Gelelim Yekta Kara rejisine… Genel olarak hoşuma gitti. Zaman ve yer, orijinal eserde, 18. yüzyıl sonları, küçük bir Bask köyü. Ama Yekta Kara, bunu 20. yüzyılda Napoli olarak yorumlamak istemiş. Giriş, hoş bir film gösterisi ile başlıyor. Ancak oyunun orta yerinde, neye uğradığımı şaşırdım: “O sole mioo!” söyleniyor. Derhal beynimdeki fareler gıdıgıdı yapmaya başladı. Piyesin ortasında o sole mio da neyin nesi? Yanlış mı duyuyorum, hayal âlemine mi bağlandım?

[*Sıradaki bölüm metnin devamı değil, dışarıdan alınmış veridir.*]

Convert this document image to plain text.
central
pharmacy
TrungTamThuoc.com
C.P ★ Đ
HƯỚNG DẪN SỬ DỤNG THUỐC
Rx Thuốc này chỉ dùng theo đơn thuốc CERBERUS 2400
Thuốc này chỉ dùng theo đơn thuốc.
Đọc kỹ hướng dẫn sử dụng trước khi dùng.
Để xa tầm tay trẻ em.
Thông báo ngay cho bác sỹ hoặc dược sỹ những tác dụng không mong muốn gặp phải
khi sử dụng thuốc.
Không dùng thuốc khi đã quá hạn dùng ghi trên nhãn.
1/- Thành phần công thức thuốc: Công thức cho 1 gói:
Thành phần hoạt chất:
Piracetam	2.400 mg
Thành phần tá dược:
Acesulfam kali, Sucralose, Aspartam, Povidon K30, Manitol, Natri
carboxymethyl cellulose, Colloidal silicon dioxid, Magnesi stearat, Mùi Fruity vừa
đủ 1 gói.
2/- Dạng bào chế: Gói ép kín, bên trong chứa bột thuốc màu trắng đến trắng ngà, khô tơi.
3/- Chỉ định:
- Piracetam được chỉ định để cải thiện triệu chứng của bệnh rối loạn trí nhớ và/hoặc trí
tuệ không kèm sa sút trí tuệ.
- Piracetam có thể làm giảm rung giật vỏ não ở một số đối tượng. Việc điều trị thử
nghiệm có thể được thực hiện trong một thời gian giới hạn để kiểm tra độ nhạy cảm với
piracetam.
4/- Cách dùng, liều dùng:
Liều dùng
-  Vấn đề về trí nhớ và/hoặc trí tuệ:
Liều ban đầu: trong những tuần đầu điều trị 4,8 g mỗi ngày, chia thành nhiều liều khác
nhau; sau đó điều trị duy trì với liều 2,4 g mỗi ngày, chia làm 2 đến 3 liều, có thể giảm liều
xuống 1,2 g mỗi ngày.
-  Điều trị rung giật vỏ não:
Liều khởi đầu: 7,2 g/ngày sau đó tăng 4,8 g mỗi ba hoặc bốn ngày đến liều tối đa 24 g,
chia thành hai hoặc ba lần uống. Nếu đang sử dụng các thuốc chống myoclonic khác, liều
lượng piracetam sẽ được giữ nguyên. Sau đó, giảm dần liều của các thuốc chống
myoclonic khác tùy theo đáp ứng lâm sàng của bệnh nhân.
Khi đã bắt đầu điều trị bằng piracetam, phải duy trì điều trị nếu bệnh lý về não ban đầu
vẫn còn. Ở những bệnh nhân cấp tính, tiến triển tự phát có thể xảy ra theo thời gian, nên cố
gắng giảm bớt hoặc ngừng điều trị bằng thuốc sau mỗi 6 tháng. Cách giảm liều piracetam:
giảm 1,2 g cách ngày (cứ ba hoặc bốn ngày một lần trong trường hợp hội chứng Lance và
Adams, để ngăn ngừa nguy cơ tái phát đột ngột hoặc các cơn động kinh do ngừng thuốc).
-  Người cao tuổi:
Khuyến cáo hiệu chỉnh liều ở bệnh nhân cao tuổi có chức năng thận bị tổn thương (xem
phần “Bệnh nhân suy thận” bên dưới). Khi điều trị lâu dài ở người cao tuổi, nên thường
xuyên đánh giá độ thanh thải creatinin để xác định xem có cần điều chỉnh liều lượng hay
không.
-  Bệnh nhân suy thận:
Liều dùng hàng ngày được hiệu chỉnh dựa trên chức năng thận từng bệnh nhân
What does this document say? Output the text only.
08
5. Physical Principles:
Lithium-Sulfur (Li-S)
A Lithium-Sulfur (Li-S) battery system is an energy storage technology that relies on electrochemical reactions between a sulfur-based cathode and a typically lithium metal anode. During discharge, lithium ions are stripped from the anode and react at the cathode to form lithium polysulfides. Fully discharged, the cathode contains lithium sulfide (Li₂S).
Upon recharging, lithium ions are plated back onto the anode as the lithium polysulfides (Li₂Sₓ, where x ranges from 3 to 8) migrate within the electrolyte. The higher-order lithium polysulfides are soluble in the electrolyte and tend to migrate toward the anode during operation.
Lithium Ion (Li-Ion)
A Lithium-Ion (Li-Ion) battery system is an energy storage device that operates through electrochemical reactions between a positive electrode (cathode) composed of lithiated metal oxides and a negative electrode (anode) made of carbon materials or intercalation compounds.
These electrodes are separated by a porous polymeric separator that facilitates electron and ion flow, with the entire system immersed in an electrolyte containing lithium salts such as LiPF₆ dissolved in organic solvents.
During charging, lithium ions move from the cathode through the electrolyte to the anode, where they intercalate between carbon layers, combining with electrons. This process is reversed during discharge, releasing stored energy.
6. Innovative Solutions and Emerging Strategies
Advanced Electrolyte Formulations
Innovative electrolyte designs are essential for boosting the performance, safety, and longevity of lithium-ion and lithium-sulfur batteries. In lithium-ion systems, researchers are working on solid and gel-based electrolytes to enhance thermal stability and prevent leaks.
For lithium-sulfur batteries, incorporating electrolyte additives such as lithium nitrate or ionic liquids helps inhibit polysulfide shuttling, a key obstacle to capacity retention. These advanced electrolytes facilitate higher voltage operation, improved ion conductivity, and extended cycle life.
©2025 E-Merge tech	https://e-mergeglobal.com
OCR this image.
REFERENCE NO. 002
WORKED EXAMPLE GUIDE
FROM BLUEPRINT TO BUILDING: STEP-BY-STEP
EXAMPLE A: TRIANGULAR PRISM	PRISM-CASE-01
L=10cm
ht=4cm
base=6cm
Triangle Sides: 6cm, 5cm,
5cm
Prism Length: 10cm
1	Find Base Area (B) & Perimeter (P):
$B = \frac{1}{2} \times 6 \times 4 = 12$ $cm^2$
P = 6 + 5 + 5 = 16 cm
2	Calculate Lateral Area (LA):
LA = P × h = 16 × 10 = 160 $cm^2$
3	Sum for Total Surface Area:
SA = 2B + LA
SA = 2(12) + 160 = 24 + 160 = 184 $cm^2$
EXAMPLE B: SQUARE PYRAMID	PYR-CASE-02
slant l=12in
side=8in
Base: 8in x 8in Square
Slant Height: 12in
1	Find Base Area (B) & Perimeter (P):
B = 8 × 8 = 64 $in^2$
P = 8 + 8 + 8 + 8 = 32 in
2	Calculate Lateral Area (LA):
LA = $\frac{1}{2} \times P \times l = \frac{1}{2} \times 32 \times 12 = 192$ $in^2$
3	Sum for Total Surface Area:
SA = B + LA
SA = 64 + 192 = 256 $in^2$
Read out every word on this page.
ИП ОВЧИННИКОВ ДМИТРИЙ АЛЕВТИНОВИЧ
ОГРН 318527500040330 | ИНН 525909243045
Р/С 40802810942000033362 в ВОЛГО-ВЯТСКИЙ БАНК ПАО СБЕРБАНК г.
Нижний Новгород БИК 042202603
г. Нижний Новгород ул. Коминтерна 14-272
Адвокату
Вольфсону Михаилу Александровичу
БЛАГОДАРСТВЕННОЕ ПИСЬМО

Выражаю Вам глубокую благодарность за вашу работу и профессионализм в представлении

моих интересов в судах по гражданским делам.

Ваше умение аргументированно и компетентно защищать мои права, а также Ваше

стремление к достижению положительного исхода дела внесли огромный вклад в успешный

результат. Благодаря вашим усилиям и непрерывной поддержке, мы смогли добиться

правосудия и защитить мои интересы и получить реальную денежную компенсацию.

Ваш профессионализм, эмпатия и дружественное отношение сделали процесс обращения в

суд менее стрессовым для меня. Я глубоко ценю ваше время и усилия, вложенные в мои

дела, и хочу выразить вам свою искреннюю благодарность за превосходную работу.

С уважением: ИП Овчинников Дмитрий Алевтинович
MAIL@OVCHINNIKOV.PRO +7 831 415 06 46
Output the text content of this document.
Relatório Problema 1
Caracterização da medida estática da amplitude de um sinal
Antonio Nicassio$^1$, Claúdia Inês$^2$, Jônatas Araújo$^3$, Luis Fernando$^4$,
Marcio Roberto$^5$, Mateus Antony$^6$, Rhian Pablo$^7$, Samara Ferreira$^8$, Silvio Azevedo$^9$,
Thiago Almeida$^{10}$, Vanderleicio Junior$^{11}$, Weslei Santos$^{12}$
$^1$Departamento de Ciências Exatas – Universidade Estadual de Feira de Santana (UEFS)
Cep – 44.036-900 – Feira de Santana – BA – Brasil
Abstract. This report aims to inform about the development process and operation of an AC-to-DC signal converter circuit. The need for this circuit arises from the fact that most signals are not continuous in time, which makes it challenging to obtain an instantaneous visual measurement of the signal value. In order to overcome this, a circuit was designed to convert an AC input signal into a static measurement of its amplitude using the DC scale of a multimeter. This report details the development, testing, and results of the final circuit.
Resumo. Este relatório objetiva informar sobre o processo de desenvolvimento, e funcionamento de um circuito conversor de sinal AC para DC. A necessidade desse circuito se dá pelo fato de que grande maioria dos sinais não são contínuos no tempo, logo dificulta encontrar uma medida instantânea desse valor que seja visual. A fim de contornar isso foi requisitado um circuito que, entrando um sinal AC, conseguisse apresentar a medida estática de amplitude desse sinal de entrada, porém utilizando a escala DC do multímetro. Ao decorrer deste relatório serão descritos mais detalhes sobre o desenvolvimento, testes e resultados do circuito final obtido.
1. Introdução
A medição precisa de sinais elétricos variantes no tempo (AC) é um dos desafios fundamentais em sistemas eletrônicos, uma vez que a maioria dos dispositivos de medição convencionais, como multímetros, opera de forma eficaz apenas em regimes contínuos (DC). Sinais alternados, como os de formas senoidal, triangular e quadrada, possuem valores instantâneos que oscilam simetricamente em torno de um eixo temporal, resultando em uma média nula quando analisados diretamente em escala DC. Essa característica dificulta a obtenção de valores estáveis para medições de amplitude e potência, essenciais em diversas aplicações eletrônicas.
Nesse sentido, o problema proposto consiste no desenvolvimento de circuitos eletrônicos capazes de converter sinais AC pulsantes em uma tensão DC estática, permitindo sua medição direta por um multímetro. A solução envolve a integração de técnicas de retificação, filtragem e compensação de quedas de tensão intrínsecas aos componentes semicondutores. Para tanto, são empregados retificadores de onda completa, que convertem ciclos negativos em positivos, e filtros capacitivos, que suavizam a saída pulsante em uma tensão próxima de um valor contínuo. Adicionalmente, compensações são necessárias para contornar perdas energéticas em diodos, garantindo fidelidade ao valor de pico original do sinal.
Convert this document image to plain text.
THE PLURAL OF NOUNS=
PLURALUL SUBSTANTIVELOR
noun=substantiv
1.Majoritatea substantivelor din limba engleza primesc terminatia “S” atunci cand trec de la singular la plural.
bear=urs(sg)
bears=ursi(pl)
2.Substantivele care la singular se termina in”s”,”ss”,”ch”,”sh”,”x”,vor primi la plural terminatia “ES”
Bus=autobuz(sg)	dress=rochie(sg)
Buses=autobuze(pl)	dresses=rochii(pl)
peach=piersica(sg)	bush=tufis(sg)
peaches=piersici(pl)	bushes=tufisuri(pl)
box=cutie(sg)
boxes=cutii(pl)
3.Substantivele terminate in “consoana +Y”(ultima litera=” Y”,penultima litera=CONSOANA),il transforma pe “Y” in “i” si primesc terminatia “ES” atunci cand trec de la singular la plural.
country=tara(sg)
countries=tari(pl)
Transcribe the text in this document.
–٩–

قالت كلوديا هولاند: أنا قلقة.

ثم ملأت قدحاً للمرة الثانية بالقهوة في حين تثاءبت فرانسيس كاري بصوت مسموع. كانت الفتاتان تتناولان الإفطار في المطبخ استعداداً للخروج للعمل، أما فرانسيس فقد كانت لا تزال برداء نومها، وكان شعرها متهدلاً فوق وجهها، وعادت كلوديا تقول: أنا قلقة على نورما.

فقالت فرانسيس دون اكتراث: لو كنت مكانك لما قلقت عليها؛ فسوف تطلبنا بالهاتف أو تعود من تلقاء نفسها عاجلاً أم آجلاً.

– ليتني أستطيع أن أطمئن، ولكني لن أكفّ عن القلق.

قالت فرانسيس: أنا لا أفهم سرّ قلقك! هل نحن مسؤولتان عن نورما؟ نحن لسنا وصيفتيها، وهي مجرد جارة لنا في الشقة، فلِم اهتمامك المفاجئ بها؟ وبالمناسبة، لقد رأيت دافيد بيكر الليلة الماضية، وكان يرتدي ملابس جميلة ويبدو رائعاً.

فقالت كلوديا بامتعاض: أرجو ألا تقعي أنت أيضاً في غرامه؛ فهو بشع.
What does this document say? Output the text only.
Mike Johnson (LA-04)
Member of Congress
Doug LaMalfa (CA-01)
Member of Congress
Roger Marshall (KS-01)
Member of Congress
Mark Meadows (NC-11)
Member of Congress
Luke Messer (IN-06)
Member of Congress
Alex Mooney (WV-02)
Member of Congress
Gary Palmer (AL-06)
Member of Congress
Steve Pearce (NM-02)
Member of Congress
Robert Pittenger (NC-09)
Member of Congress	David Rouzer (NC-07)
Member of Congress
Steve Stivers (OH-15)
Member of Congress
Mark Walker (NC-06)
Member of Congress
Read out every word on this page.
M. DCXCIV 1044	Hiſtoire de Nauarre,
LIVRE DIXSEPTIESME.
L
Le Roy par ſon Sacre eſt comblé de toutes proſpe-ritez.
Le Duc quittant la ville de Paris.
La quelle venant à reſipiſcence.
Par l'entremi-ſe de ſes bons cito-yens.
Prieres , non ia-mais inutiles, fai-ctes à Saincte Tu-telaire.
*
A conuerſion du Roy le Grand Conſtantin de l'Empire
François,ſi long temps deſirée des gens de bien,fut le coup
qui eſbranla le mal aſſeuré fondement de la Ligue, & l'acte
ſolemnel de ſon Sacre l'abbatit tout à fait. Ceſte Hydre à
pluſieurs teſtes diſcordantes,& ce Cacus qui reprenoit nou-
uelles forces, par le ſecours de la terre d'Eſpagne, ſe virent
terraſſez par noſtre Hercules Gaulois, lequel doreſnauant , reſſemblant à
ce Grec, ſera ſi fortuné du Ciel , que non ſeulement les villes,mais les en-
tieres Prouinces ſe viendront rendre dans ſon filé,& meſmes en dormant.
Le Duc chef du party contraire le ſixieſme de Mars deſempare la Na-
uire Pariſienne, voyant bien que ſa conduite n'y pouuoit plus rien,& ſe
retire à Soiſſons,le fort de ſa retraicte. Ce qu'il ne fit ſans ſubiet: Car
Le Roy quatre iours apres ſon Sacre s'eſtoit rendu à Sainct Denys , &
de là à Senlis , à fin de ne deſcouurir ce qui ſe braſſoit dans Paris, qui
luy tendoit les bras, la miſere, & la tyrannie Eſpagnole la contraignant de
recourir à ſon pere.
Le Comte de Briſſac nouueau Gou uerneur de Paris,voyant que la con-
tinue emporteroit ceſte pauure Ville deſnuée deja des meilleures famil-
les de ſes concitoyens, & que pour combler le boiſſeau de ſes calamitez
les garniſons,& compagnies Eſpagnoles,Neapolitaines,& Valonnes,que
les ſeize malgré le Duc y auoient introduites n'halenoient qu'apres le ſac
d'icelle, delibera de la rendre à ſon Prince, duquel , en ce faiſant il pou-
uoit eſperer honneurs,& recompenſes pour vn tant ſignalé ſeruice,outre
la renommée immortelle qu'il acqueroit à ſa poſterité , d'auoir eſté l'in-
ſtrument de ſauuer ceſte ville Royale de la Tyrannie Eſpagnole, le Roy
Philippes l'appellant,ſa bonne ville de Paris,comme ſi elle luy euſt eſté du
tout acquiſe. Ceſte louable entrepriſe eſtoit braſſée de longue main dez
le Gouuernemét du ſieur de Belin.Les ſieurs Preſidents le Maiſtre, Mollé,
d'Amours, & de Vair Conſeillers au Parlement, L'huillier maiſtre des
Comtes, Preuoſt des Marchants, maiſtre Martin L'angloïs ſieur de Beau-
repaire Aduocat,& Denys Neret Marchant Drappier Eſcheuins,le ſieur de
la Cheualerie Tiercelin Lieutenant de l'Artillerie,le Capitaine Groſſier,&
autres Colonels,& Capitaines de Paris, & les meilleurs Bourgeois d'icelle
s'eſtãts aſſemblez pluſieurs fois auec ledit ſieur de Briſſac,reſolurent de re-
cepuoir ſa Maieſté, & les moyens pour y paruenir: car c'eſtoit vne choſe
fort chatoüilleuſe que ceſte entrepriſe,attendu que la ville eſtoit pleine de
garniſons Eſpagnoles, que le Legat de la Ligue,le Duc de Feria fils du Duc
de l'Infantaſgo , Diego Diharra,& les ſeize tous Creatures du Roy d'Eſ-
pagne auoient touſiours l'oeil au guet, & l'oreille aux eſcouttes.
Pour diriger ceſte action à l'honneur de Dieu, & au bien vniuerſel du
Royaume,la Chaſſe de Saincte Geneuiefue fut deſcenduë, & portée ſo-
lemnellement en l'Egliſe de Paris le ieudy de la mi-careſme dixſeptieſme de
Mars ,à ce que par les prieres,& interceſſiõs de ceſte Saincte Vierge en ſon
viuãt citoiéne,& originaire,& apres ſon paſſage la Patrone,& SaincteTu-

Şu bana iyi gelmiyor: Halka (!) ineceğim diye, bu çok temel eserin orta yerine, eserle dönemsel bağlantısı olmayan (bir ekol buna kör alaka derdi) bir napoliten şarkıyı tıkıştırmak olmamış. O sole mio zaten yıllar yıllar evvel görevini ifa ederek halka inmiş, duruyor orada. Oysa eser, kendi döneminde ve kendi motiflerine sadık kalınarak sahnelenmiş olsa, en azından ilk kez görenler için bir referans noktası olabilirdi. Aslında bunu üç adım atlatırsak, böyle eksantrik olma çabaları, halkla dalga geçmek bile sayılabilir. Bunun tercümesi: “Dostum, sen şimdi anlamamışsındır, ben araya ‘o sole mio’yu katık edeyim, ne olur ne olmaz; bari bir İtalyan operası izlediğini anlamış olursun.” Operada rejinin yorumu hassas bir konu. Bazı yorumlara hayran olabiliyor insan ama bazıları da olmuyorsa olmuyor. Farklı yorum konusunda beğendiğim son örnek, 2009 yılında Recep Ayyılmaz’ın sahneye koyduğu Orphée ve Eurydice idi.

Aşk İksiri’ndeki favori karakterim ise düzenbaz Dulcamara. Canlandıran Kevork Tavityan çok başarılıydı. Oyunun bir yerinde sahne önüne inerek, yanımızda oturan ülkemizin yetiştirdiği ünlü baritonlardan Mete Uğur’a (Deniz Uğur’un babası) yaptığı doğaçlama reverans görülmeye değerdi. Şarlatan ama değer bilir şarlatan…

Özgün Adı: l’Elisir d’Amore
Libretto: Felice Romani
Dünya prömiyeri: 12 Mayıs 1832, Teatro della Canobbiana, Milano
Türkiye prömiyeri: 1 Ekim 1952, Ankara.